By Chuck Mikolajczak
NEW YORK (Reuters) - Equities retreated from highs on Wednesday after a U.S. tax plan disappointed, while the Canadian dollar and Mexican peso weakened against the greenback on the possibility of a U.S. withdrawal from the North American Free Trade Agreement.
Wall Street gave up gains after U.S. President Donald Trump proposed slashing tax rates for businesses and on overseas corporate profits returned to the country in a long-awaited plan greeted as an opening manoeuvre by his fellow Republicans in Congress.
The plan would cut the income tax rate paid by public corporations to 15 percent from 35 and reduce the top tax rate assessed on pass-through businesses, including small partnerships and sole proprietorships, to 15 percent from 39.6.
"The key question really is what is doable from a budgetary and political perspective in Congress and this is going to be a bit of an uphill fight to get this plan enacted into law," said David Lefkowitz, senior equity strategist at UBS Wealth Management Americas in New York.
"At the end of the day, earnings for any particular company are going to be the biggest driver."
Thermo Fisher Electron, up 5.8 percent, was the top boost to the benchmark S&P index while Dow component United Technologies gained 1.1 percent after results.
The U.S. dollar retreated from highs against major rivals in the wake of the tax plan but strengthened against both the Mexican peso and Canadian dollar after a senior Trump administration official said a draft executive order to withdraw the United States from the North American Free Trade Agreement is under consideration.
The Dow Jones Industrial Average fell 21.03 points, or 0.1 percent, to end at 20,975.09, the S&P 500 lost 1.16 points, or 0.05 percent, to 2,387.45 and the Nasdaq Composite dropped 0.27 point to 6,025.23.
The Mexican peso weakened 1.85 percent versus the U.S. dollar at 19.20 pesos while the Canadian dollar weakened 0.31 percent versus the greenback at 1.36 per U.S. dollar.
The main Mexican and Canadian share indexes both fell more than half a percent.
European shares are at 20-month highs after a three-day rally sparked by centrist Emmanuel Macron's win in the first round of French presidential elections, which considerably lessened the risk of a French exit from the euro zone. Higher-than-expected earnings have also supported gains.
The pan-European FTSEurofirst 300 index rose 0.4 percent, after touching its highest level since August 2015. MSCI's gauge of stocks across the globe gained 0.07 percent after hitting a high of 457.45 to set a record for a third straight session.
Overall, first-quarter earnings for STOXX 600 companies were expected to rise 5.5 percent, according to Thomson Reuters data. In comparison, S&P 500 companies in the U.S. are expected to show 11.8 percent earnings growth expected for the quarter.

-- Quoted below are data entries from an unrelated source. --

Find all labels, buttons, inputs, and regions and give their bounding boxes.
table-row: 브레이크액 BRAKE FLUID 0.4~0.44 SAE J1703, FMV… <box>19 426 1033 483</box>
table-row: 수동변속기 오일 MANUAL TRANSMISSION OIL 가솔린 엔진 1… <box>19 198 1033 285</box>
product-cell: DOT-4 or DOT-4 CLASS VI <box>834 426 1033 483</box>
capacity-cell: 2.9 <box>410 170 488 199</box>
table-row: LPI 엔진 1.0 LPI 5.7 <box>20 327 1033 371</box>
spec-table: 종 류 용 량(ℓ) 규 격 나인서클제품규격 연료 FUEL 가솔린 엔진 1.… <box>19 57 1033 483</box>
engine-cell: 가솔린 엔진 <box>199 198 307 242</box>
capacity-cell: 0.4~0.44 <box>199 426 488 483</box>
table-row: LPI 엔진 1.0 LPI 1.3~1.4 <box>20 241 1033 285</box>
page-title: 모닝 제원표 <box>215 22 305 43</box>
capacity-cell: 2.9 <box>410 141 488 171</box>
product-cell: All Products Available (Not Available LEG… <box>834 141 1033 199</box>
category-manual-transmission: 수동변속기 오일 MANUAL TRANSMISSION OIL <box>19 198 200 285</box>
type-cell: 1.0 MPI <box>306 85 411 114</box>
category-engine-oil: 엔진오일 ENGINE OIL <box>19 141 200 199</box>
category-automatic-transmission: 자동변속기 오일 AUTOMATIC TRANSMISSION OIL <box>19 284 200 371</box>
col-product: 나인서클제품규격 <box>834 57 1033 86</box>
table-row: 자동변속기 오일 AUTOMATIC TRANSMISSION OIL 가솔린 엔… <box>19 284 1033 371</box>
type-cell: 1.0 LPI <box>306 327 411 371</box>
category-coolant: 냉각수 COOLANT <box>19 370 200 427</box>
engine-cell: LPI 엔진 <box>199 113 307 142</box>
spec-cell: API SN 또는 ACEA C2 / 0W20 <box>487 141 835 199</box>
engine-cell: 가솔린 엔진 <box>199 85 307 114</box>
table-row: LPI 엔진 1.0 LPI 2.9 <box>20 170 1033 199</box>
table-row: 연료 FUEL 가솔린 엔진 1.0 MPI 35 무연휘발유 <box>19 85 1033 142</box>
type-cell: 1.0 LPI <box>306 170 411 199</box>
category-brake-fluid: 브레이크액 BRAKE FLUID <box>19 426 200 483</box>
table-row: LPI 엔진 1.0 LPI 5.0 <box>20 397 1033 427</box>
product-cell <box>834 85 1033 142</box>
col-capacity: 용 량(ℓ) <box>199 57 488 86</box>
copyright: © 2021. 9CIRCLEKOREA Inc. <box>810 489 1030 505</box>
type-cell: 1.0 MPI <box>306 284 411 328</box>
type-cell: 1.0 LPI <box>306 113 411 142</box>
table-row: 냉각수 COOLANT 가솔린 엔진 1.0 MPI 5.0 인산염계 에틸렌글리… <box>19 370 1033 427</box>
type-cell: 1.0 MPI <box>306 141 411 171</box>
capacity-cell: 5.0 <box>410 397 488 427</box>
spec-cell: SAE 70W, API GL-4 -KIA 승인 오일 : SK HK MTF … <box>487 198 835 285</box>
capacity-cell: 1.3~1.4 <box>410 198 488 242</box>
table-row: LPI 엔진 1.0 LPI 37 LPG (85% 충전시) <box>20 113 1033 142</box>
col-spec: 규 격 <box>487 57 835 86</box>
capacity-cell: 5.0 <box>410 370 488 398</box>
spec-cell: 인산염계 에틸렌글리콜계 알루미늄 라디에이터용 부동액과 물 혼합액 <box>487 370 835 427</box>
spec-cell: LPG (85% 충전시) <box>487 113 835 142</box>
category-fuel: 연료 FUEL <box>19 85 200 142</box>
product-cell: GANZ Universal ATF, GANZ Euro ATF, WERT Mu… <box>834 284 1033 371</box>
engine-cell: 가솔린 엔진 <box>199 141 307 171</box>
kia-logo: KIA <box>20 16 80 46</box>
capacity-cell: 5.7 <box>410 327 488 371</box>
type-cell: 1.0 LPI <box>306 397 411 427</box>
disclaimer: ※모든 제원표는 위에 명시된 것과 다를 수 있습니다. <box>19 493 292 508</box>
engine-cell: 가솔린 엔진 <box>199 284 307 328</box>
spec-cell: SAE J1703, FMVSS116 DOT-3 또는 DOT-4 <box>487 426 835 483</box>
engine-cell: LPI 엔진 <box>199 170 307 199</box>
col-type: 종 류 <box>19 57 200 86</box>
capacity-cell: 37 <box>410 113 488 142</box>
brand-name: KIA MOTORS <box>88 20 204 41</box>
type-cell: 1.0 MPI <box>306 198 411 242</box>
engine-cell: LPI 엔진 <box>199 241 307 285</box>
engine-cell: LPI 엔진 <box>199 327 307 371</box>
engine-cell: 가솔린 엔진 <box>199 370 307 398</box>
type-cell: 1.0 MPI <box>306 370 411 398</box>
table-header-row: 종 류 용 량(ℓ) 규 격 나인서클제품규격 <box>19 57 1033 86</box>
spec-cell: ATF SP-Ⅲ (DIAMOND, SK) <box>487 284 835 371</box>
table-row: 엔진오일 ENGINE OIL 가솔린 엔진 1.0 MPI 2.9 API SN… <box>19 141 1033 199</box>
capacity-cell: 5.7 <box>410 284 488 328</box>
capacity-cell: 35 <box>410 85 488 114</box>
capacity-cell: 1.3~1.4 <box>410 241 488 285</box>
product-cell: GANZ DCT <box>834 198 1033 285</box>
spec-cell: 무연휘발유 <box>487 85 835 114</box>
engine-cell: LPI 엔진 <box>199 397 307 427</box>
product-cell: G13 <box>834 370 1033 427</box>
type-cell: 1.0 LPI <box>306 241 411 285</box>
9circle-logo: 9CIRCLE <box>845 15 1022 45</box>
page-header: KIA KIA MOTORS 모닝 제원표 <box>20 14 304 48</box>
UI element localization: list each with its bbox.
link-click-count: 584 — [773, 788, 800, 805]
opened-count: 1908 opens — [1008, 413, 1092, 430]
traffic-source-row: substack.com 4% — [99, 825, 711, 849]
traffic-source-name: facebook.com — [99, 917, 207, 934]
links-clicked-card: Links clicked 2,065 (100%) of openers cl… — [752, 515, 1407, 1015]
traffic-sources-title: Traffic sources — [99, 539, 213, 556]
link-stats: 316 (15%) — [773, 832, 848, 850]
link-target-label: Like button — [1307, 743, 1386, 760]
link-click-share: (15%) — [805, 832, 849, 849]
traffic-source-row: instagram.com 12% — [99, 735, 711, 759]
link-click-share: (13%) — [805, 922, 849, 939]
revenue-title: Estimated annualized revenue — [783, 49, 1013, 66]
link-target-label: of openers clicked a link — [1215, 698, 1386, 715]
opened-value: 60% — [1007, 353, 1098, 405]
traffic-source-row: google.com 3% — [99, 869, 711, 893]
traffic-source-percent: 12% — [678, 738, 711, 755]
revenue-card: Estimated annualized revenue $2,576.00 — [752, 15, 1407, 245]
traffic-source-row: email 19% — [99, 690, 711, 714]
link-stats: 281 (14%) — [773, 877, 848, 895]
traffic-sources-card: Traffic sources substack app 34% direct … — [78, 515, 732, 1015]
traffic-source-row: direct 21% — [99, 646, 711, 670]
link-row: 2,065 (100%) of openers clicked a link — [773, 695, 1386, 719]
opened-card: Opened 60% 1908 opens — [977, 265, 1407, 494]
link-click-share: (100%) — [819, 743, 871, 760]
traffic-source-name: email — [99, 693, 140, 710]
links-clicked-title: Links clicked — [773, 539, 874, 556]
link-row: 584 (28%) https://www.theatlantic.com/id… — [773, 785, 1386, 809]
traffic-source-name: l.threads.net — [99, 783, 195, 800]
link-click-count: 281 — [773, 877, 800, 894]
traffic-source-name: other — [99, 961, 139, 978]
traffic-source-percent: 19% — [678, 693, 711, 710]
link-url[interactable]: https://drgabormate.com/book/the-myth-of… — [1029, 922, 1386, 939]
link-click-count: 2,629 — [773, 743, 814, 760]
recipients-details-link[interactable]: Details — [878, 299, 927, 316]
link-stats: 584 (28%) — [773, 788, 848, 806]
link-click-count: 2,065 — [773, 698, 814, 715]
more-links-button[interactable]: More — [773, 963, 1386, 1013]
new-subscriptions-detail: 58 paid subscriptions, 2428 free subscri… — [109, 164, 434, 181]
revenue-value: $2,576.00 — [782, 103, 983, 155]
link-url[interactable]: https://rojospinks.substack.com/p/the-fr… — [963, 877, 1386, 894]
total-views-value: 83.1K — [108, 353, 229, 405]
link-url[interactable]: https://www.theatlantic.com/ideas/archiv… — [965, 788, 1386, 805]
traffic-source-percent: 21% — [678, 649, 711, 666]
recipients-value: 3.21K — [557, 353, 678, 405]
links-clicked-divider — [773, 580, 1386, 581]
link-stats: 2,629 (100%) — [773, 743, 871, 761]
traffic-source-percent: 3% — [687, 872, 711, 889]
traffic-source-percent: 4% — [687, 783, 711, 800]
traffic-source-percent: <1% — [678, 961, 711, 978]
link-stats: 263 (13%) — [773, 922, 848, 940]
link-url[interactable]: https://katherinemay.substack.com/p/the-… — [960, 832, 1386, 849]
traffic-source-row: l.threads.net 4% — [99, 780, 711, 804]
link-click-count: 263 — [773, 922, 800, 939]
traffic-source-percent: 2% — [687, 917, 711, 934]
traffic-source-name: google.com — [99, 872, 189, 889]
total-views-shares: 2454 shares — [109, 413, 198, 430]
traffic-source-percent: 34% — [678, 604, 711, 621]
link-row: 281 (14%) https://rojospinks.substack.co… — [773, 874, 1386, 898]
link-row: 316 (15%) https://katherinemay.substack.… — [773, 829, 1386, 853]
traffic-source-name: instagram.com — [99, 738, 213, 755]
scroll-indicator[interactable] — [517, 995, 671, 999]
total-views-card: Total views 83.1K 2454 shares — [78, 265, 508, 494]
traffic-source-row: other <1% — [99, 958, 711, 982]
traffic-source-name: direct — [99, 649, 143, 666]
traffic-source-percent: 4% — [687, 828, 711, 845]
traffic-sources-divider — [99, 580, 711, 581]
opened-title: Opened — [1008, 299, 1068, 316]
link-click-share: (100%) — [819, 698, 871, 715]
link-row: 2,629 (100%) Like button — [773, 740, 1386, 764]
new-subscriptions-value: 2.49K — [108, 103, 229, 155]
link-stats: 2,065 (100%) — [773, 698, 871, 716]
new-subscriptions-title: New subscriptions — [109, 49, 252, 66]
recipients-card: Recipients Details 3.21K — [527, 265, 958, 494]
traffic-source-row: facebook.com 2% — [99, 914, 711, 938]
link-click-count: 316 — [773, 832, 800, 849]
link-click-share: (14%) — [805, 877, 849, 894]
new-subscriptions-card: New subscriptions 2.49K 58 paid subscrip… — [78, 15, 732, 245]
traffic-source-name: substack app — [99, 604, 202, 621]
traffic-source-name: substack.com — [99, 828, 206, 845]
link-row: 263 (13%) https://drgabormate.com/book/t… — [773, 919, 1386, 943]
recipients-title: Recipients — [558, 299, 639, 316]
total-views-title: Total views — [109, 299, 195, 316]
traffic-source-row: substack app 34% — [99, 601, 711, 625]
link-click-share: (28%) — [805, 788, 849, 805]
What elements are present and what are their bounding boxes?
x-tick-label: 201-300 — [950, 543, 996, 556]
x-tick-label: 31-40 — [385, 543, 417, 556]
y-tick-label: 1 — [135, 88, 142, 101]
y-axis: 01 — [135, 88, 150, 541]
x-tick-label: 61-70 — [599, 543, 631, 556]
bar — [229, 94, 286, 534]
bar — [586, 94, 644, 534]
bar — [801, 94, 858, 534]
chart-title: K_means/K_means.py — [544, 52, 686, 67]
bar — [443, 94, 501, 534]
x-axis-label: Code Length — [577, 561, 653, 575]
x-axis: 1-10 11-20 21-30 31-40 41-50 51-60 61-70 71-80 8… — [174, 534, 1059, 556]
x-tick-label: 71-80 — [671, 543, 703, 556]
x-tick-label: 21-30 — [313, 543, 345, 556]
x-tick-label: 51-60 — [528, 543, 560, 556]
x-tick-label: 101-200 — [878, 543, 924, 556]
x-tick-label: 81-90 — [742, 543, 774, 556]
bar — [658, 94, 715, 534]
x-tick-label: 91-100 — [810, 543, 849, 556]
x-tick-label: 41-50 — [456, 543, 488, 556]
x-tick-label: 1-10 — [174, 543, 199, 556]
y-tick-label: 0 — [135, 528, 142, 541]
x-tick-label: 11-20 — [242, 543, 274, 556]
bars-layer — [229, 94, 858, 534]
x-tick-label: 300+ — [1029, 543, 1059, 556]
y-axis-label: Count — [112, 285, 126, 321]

The euro was down 0.16 percent to $1.0908 after strengthening more than 2 percent in the prior two sessions in the wake of the first round of French elections.
U.S. Treasury prices rose after the tax announcement, reversing steep losses sustained in the last few sessions. Benchmark 10-year notes last rose 7/32 in price to yield 2.304 percent, from 2.329 percent late on Tuesday.
Investors were also looking ahead to Thursday's policy meeting of the European Central Bank.
While no changes are expected, policymakers see scope for sending a small signal in June towards reducing monetary stimulus, according to sources, another factor underpinning the single currency.